Gaussian Splats: Spatial Immersion

World Labs takes a different route, building complete 3D environments from prompts using generative models and Gaussian splats (mathematical particles that define geometry and lighting). This drastically reduces the cost of creating interactive 3D spaces, addressing the “wordsmith in the dark” problem identified by World Labs founder Fei-Fei Li.

These 3D representations are directly compatible with physics and 3D engines like Unreal Engine, allowing for seamless interaction. While not ideal for split-second execution, this approach has massive potential for spatial computing, entertainment, and industrial design. Autodesk is heavily invested in this technology to integrate it into their design applications.

End-to-End Generation: Scalable Simulation

DeepMind’s Genie 3 and Nvidia’s Cosmos represent a third approach: generating entire scenes, physics, and reactions on the fly. The model is the engine, processing prompts and actions in real-time.

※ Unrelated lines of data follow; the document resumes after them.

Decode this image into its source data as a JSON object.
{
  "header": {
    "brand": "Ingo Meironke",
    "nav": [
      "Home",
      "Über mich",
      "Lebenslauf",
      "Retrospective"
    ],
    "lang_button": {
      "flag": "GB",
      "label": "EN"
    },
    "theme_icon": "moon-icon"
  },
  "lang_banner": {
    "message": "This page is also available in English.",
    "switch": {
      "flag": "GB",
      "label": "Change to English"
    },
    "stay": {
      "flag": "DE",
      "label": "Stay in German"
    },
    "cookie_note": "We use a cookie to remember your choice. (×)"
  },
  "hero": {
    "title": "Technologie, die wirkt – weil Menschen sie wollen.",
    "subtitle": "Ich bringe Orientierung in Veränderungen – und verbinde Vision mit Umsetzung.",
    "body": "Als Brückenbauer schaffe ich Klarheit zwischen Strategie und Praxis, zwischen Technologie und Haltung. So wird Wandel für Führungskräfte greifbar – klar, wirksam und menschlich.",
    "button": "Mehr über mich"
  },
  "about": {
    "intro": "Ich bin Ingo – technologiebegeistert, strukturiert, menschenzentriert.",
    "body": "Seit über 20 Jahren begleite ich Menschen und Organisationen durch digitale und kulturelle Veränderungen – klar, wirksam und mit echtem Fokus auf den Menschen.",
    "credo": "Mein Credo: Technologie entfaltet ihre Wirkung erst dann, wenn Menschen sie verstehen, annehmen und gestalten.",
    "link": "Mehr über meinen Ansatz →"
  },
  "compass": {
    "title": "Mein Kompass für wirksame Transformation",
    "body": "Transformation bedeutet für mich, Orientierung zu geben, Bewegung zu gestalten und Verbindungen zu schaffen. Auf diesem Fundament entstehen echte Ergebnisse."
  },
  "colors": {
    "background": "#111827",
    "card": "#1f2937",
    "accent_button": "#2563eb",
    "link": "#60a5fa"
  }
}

This enables massive synthetic data generation, allowing developers to test rare or dangerous scenarios without physical risks. Waymo is adapting Genie 3 to train its self-driving cars, and Nvidia uses Cosmos for autonomous vehicle development. The downside is high computational cost, but the ability to simulate complete physical interactions is a game-changer.

The Future: Hybrid Architectures

LLMs will remain crucial for reasoning and communication. However, world models are becoming the foundational infrastructure for physical and spatial data pipelines. The next wave will likely be hybrid systems that combine the strengths of each approach—prediction, spatial immersion, and scalable simulation. The goal remains the same: to create AI that doesn’t just talk about the world, but understands it.